Ketika Wuyan meninggalkan aula, mata sang guru mengikutinya, tapi tidak dengan kepercayaan seperti dulu. Ada jarak yang tumbuh di sana — diam, tapi nyata.

Malam turun dengan cepat. Di kamar batunya yang sempit, Wuyan duduk di depan cermin batu yang retaknya semakin lebar. Retakan itu membentuk garis seperti urat nadi yang bercahaya samar. Ia menatap dirinya sendiri lama, tanpa gerak.

Bayangan dalam cermin bergetar halus, tapi sesuatu di dalam pantulan itu tampak tidak serupa dengannya. Senyumnya muncul tanpa ia sadari.

“Mereka membencimu,” suara itu datang pelan.

“Diam.”

“Mereka takut pada apa yang mereka lihat dalam dirimu.”

“Aku bukan seperti kalian.”

Bayangan itu tersenyum lebih lebar. “Kau yakin?”

Retakan di cermin bertambah satu, melengkung seperti garis bibir yang menahan tawa.

Wuyan menarik napas panjang, menunduk. Tangannya bergetar halus, bukan karena marah, tapi karena menyadari betapa mudahnya suara itu menembus pikirannya sekarang.

Di luar, lonceng malam berbunyi dua kali. Angin berembus masuk dari jendela, memadamkan satu lilin di sudut ruangan. Dalam gelap, hanya cahaya dari segel retak di dadanya yang masih berdenyut lemah — merah seperti bara yang menolak padam.

Suara itu berbisik lagi.

"Kau bisa merasakannya, bukan? Setiap tatapan, setiap bisikan, seperti jarum di bawah kulitmu."

“Cukup.”

"Kalau mereka memutuskan kau iblis, maka yang tersisa hanyalah bertingkah seperti iblis."

Wuyan menggigit bibir, darah menetes dari sudut mulutnya. Tapi ia tidak bersuara lagi. Hanya diam yang tersisa, berat, panjang, seperti malam yang menolak berakhir.

Keesokan paginya, kabut belum menghilang. Cahaya matahari hanya menembus sebagai garis abu-abu di antara dinding-dinding giok.
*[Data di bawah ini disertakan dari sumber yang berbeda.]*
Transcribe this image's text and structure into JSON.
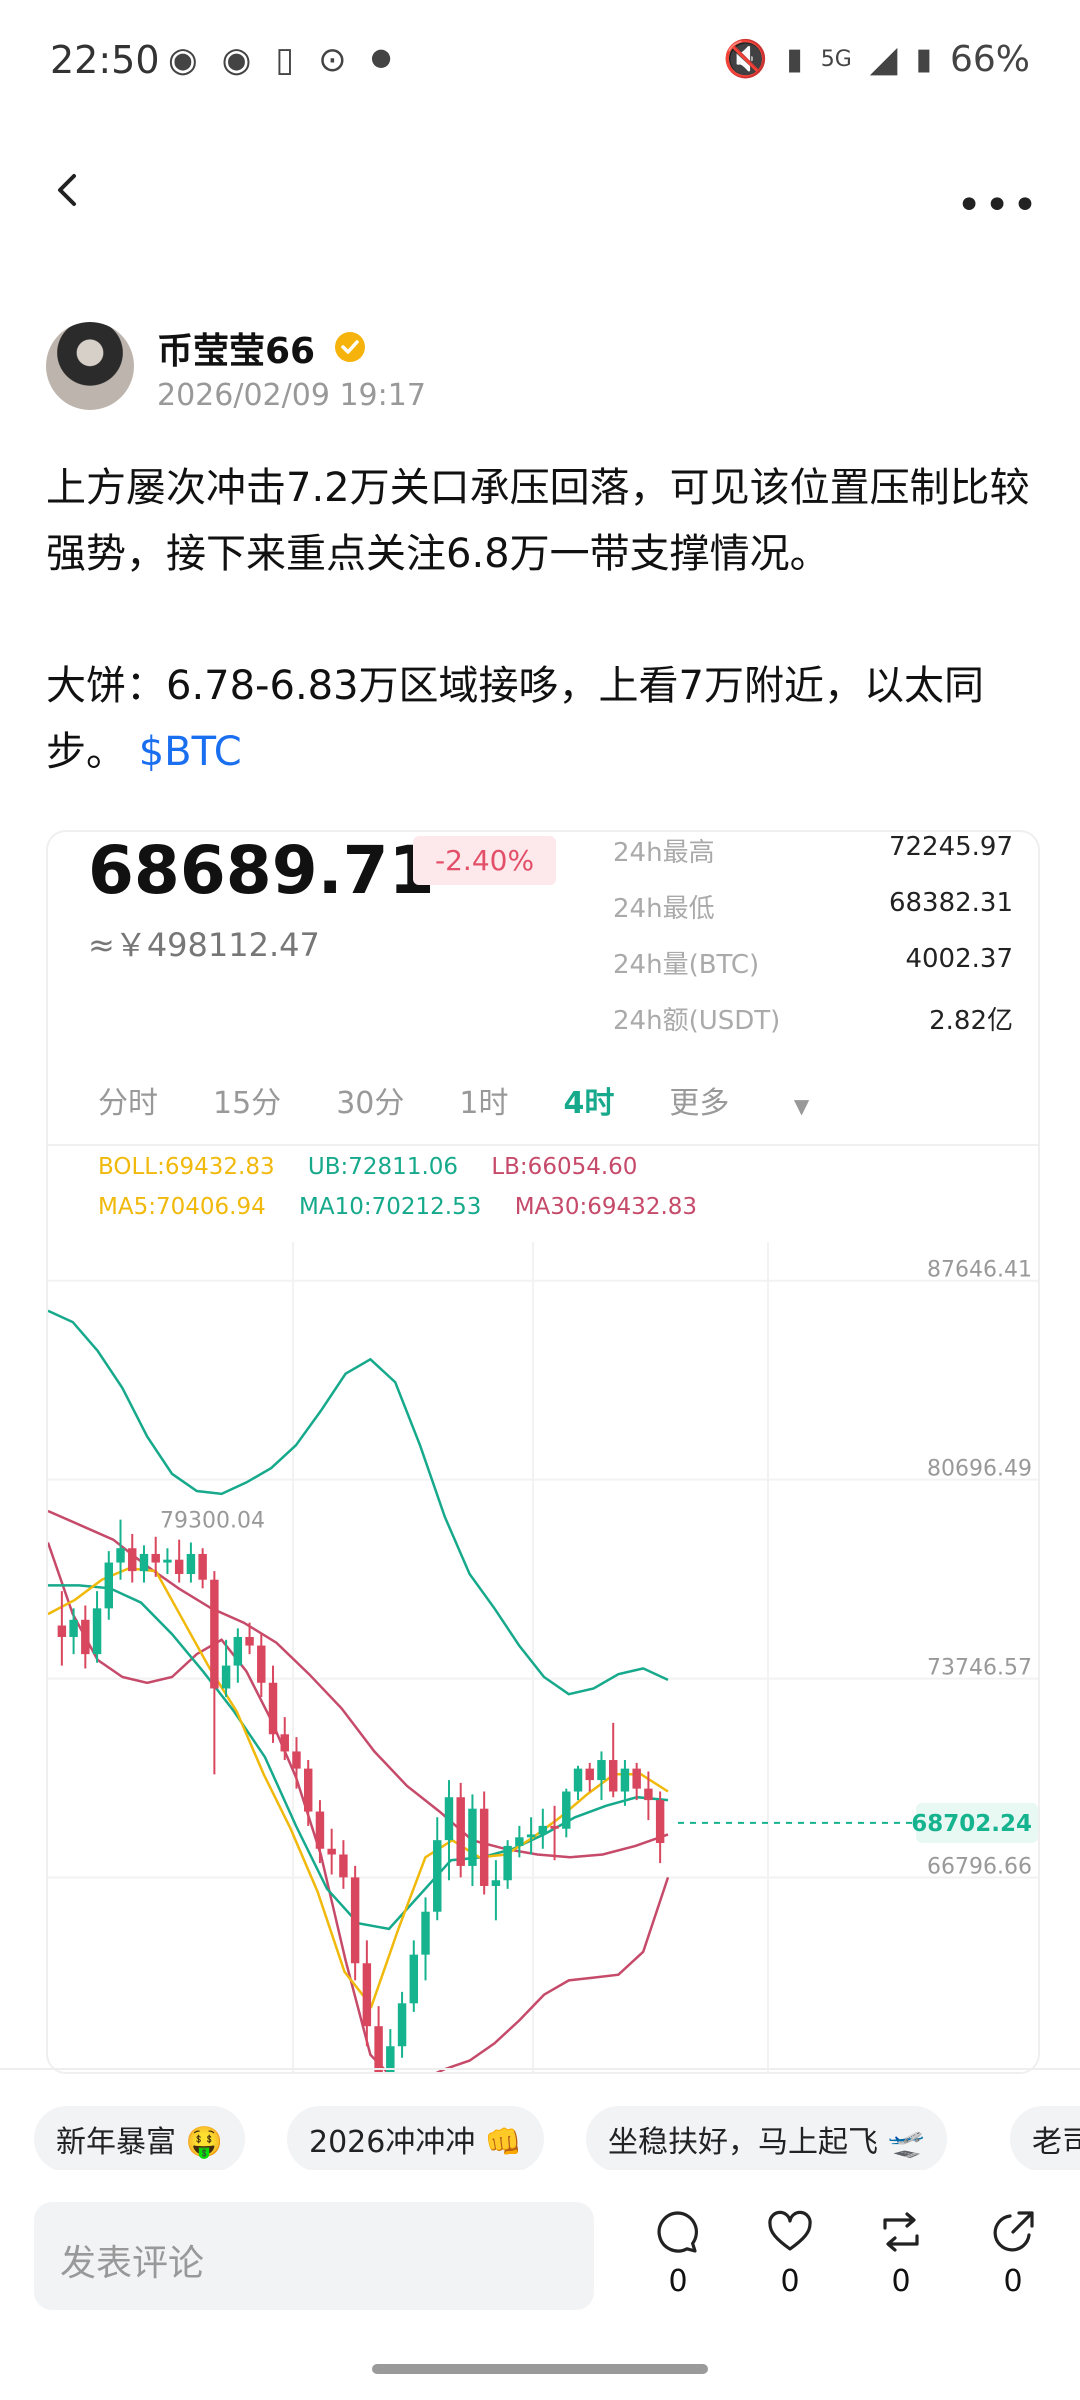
{
  "status": {
    "time": "22:50",
    "battery": "66%",
    "network": "5G"
  },
  "author": {
    "name": "币莹莹66",
    "time": "2026/02/09 19:17"
  },
  "post": {
    "paragraph1": "上方屡次冲击7.2万关口承压回落，可见该位置压制比较强势，接下来重点关注6.8万一带支撑情况。",
    "paragraph2": "大饼：6.78-6.83万区域接哆，上看7万附近，以太同步。",
    "tag": "$BTC"
  },
  "market": {
    "price": "68689.71",
    "change": "-2.40%",
    "cny": "≈￥498112.47",
    "stats": [
      {
        "label": "24h最高",
        "value": "72245.97"
      },
      {
        "label": "24h最低",
        "value": "68382.31"
      },
      {
        "label": "24h量(BTC)",
        "value": "4002.37"
      },
      {
        "label": "24h额(USDT)",
        "value": "2.82亿"
      }
    ],
    "intervals": [
      "分时",
      "15分",
      "30分",
      "1时",
      "4时",
      "更多"
    ],
    "active_interval": "4时",
    "legend": {
      "boll": "BOLL:69432.83",
      "ub": "UB:72811.06",
      "lb": "LB:66054.60",
      "ma5": "MA5:70406.94",
      "ma10": "MA10:70212.53",
      "ma30": "MA30:69432.83"
    },
    "colors": {
      "up": "#16b38f",
      "down": "#d9475f",
      "ma5": "#f0b90b",
      "ma10": "#16a98b",
      "ma30": "#c64a6a"
    }
  },
  "chart_data": {
    "type": "candlestick",
    "y_ticks": [
      "87646.41",
      "80696.49",
      "73746.57",
      "66796.66"
    ],
    "current_price_label": "68702.24",
    "high_marker": "79300.04",
    "ylim": [
      60000,
      89000
    ],
    "candles": [
      [
        75600,
        76800,
        74200,
        75200
      ],
      [
        75200,
        76200,
        74600,
        75800
      ],
      [
        75800,
        76300,
        74100,
        74600
      ],
      [
        74600,
        76800,
        74300,
        76200
      ],
      [
        76200,
        78200,
        75800,
        77800
      ],
      [
        77800,
        79300,
        77200,
        78300
      ],
      [
        78300,
        78800,
        77100,
        77500
      ],
      [
        77500,
        78400,
        77100,
        78100
      ],
      [
        78100,
        78700,
        77300,
        77800
      ],
      [
        77800,
        78300,
        77400,
        77900
      ],
      [
        77900,
        78600,
        77100,
        77400
      ],
      [
        77400,
        78500,
        77100,
        78100
      ],
      [
        78100,
        78300,
        76900,
        77200
      ],
      [
        77200,
        77500,
        70400,
        73400
      ],
      [
        73400,
        75100,
        73100,
        74200
      ],
      [
        74200,
        75500,
        73600,
        75200
      ],
      [
        75200,
        75700,
        74600,
        74900
      ],
      [
        74900,
        75300,
        73100,
        73600
      ],
      [
        73600,
        74200,
        71500,
        71800
      ],
      [
        71800,
        72400,
        70900,
        71200
      ],
      [
        71200,
        71700,
        69900,
        70600
      ],
      [
        70600,
        70900,
        68600,
        69100
      ],
      [
        69100,
        69500,
        67300,
        67800
      ],
      [
        67800,
        68500,
        66900,
        67600
      ],
      [
        67600,
        68100,
        66400,
        66800
      ],
      [
        66800,
        67200,
        63200,
        63800
      ],
      [
        63800,
        64600,
        60900,
        61600
      ],
      [
        61600,
        62300,
        58600,
        59700
      ],
      [
        59700,
        61500,
        57200,
        60900
      ],
      [
        60900,
        62800,
        60500,
        62400
      ],
      [
        62400,
        64600,
        62100,
        64100
      ],
      [
        64100,
        66100,
        63200,
        65600
      ],
      [
        65600,
        68900,
        65300,
        68100
      ],
      [
        68100,
        70200,
        66700,
        69600
      ],
      [
        69600,
        70100,
        66800,
        67200
      ],
      [
        67200,
        69700,
        66500,
        69200
      ],
      [
        69200,
        69800,
        66200,
        66500
      ],
      [
        66500,
        67400,
        65300,
        66700
      ],
      [
        66700,
        68100,
        66400,
        67900
      ],
      [
        67900,
        68600,
        67500,
        68200
      ],
      [
        68200,
        68900,
        67600,
        68300
      ],
      [
        68300,
        69200,
        67800,
        68600
      ],
      [
        68600,
        69300,
        67400,
        68500
      ],
      [
        68500,
        69900,
        68200,
        69800
      ],
      [
        69800,
        70700,
        69500,
        70600
      ],
      [
        70600,
        70800,
        69800,
        70200
      ],
      [
        70200,
        71200,
        69500,
        70900
      ],
      [
        70900,
        72200,
        69600,
        69800
      ],
      [
        69800,
        70900,
        69300,
        70600
      ],
      [
        70600,
        70800,
        69500,
        69900
      ],
      [
        69900,
        70500,
        68800,
        69500
      ],
      [
        69500,
        69800,
        67300,
        68000
      ]
    ],
    "ub_values": [
      86600,
      86200,
      85200,
      83900,
      82200,
      80900,
      80300,
      80200,
      80600,
      81100,
      81900,
      83100,
      84400,
      84900,
      84100,
      81900,
      79400,
      77400,
      76200,
      74900,
      73800,
      73200,
      73400,
      73900,
      74100,
      73700
    ],
    "lb_values": [
      78500,
      76000,
      74400,
      73800,
      73600,
      73800,
      74600,
      75100,
      74000,
      72300,
      70300,
      67600,
      63900,
      60600,
      59700,
      59700,
      60100,
      60400,
      61000,
      61800,
      62700,
      63200,
      63300,
      63400,
      64200,
      66800
    ],
    "ma5_values": [
      76000,
      76500,
      77200,
      77600,
      77500,
      75800,
      74100,
      72600,
      70400,
      68500,
      66300,
      63500,
      62300,
      65000,
      67500,
      68100,
      67500,
      67600,
      68200,
      68900,
      69700,
      70400,
      70400,
      69800
    ],
    "ma10_values": [
      77000,
      77000,
      76900,
      76400,
      75300,
      74000,
      72600,
      71000,
      68600,
      66400,
      65200,
      65000,
      66200,
      67400,
      67500,
      67800,
      68300,
      68900,
      69300,
      69600,
      69500
    ],
    "ma30_values": [
      79600,
      79100,
      78600,
      77700,
      76900,
      76200,
      75700,
      75000,
      73900,
      72700,
      71200,
      70000,
      69100,
      68100,
      67800,
      67600,
      67500,
      67600,
      67900,
      68300
    ]
  },
  "topics": [
    "新年暴富 🤑",
    "2026冲冲冲 👊",
    "坐稳扶好，马上起飞 🛫",
    "老司"
  ],
  "comment": {
    "placeholder": "发表评论"
  },
  "actions": [
    {
      "name": "comment",
      "count": "0"
    },
    {
      "name": "like",
      "count": "0"
    },
    {
      "name": "repost",
      "count": "0"
    },
    {
      "name": "share",
      "count": "0"
    }
  ]
}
Di halaman latihan, para murid berkumpul dalam keheningan. Suara bisikan terdengar seperti dengung lebah yang gelisah.

Di tengah mereka, nama yang dibicarakan semua orang tetap berdiri dengan wajah datar — Shen Wuyan.

Hari itu, pelatihan rutin diadakan di bawah pengawasan Elder Wu Han. Tapi bahkan sang elder tampak enggan menatap langsung ke arah Wuyan. Setiap instruksi yang ia berikan, setiap koreksi yang diucapkan, tidak pernah diarahkan pada Wuyan meski jelas ia satu-satunya yang menonjol di lapangan itu.

Ketika giliran sparring tiba, seorang murid perempuan bernama Su Lin melangkah maju. Ia seharusnya menjadi pasangan latihan Wuyan seperti biasa. Namun kali ini, ia mundur setengah langkah, lalu menggeleng.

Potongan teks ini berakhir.